The sources cited in this article don't give a definite answer to this question, it would be interesting if someone could add them. --Ævar Arnfjörð Bjarmason 16:34, 11 December 2009 (UTC)
92.14.248.136 (talk) 19:50, 8 February 2011 (UTC)
Since the Fall Factor is defined as the length of the fall divided by the length of the rope, a climber can only climb up to the length of rope above an anchor point. Hence the total length of the fall can be up to twice the length of the rope, hence the limiting value of Fall factor two as the text says under the section on Lead Climbing. It has nothing to do with the amount of de acceleration that the human body can tolerate. For information on that topic, see http://www.hse.gov.uk/research/hsl_pdf/2003/hsl03-09.pdf .
Units of variables needed
Please provide the units for the variables used in the equations (F, k, U, m, R, g). A diagram or two would also be useful. —Preceding unsigned comment added by 174.25.59.149 (talk) 06:37, 28 October 2010 (UTC)
Arguments for the new version of December 4, 2010
The last version contained several errors, unclear passages, and uncommon use of variables and expressions:
- Formula for maximum impact force F1: With the spring constant k as it is used in physics, the dependency on the rope length is not correct (when k is defined as Elasticity modulus the dependency on the rope’s cross section is missing).
- The calculation of k with parameters of the UIAA standard fall conditions is not transparent and not correct with respect to the dimensions. A more transparent formula is given with an explanation for its use.
- Used variables such as r for length of rope and l for fall height are uncommon in physics and were replaced.
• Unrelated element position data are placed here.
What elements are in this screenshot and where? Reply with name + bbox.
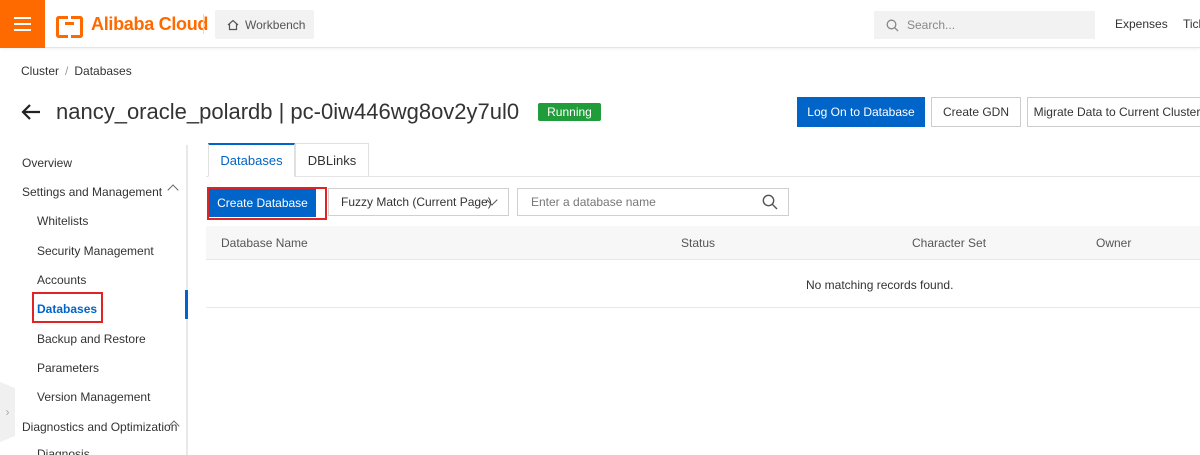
- menu-icon[interactable]: [0, 0, 45, 48]
- highlight-box-create-database: [207, 187, 327, 220]
- sidebar-item-security-management[interactable]: Security Management: [37, 244, 154, 258]
- back-arrow-icon[interactable]: [20, 101, 42, 123]
- sidebar-item-backup-and-restore[interactable]: Backup and Restore: [37, 332, 146, 346]
- sidebar-item-parameters[interactable]: Parameters: [37, 361, 99, 375]
- log-on-to-database-button[interactable]: Log On to Database: [797, 97, 925, 127]
- expenses-link[interactable]: Expenses: [1115, 17, 1168, 31]
- brand-name: Alibaba Cloud: [91, 13, 209, 34]
- match-mode-value: Fuzzy Match (Current Page): [341, 195, 492, 209]
- column-header-owner: Owner: [1096, 236, 1132, 250]
- status-badge: Running: [538, 103, 601, 121]
- search-icon: [886, 19, 899, 31]
- sidebar-collapse-handle[interactable]: ›: [0, 382, 15, 442]
- sidebar-item-version-management[interactable]: Version Management: [37, 390, 150, 404]
- sidebar-item-whitelists[interactable]: Whitelists: [37, 214, 88, 228]
- tab-dblinks[interactable]: DBLinks: [295, 143, 369, 177]
- logo-mark-icon: [56, 16, 83, 38]
- breadcrumb-cluster[interactable]: Cluster: [21, 64, 59, 78]
- sidebar-group-diagnostics-and-optimization[interactable]: Diagnostics and Optimization: [22, 420, 177, 434]
- highlight-box-databases: [32, 292, 103, 323]
- column-header-database-name: Database Name: [221, 236, 308, 250]
- chevron-right-icon: ›: [5, 405, 10, 419]
- global-search-placeholder: Search...: [907, 18, 956, 32]
- sidebar-item-diagnosis[interactable]: Diagnosis: [37, 447, 90, 455]
- table-header: Database Name Status Character Set Owner: [206, 226, 1200, 260]
- workbench-label: Workbench: [245, 17, 306, 32]
- ticket-link[interactable]: Tick: [1183, 17, 1200, 31]
- home-icon: [227, 19, 239, 30]
- database-search-input[interactable]: [518, 189, 748, 215]
- empty-state-message: No matching records found.: [806, 278, 954, 292]
- column-header-character-set: Character Set: [912, 236, 987, 250]
- divider: [203, 14, 204, 34]
- page-header: nancy_oracle_polardb | pc-0iw446wg8ov2y7…: [20, 98, 601, 126]
- breadcrumb-databases: Databases: [74, 64, 132, 78]
- top-navigation-bar: Alibaba Cloud Workbench Search... Expens…: [0, 0, 1200, 48]
- column-header-status: Status: [681, 236, 716, 250]
- alibaba-cloud-logo[interactable]: Alibaba Cloud: [56, 12, 209, 38]
- database-search-field[interactable]: [517, 188, 789, 216]
- workbench-button[interactable]: Workbench: [215, 10, 314, 39]
- tab-databases[interactable]: Databases: [208, 143, 295, 177]
- global-search-input[interactable]: Search...: [874, 11, 1095, 39]
- sidebar-active-indicator: [185, 290, 188, 319]
- match-mode-select[interactable]: Fuzzy Match (Current Page): [328, 188, 509, 216]
- sidebar-group-settings-and-management[interactable]: Settings and Management: [22, 185, 162, 199]
- sidebar-item-accounts[interactable]: Accounts: [37, 273, 86, 287]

The variable k as modulus of elasticity is not correctly used (see point 1.)
- “Maximum impact force” is usually only called “impact force” by rope manufacturers.
- A section on the deficiencies of the undamped harmonic oscillator model for describing a climbing rope has been added.
- The formula of the impact force when the rope is clipped into several carabiners is cancelled, because 1. no reference is given (the cited reference does not show it), and 2. the situation is not described correctly, e.g. the angles between rope and carabiners for the dry friction are not considered (for the same number of carabiners a zig-zag clipping leads to more dry friction than a straight line clipping).
- The order of chapters has been changed: theory at the beginning, applications at the end.
- The references have been classified according to true references and external links.
- “Category” has been expanded to include physics
--Iratheclimber (talk) 10:36, 4 December 2010 (UTC)
-- I am not happy with the current formulation of the page. While I appreciate the original research of Ulrich Leuthäusser, published on his website, this is a classic case of Original Research that is not suitable for the Wikipedia. My main complaint is that this is not "Fall Factor" as understood in the climbing community, but instead is a considerably more thorough examination of rope physics - and thoroughly confuses the matter. I suggest that the article would be MUCH BETTER if it was based on Goldstone's article (published in the prestigious journal Rockclimbing.com) and the other 'External Sources'. Not sure how many people are following this article... please pipe in with an opinion. Thanks. Ratagonia (talk) 21:12, 18 July 2013 (UTC)
Worse, the final formula (for Fmax) cannot possibly be right, because it doesn't depend on h, the supposed height of the fall. (Clearly a fall of one metre vs one millimetre will result in very difference forces, even if the fall factor is the same.) Sadly, I don't know enough physics to fix it.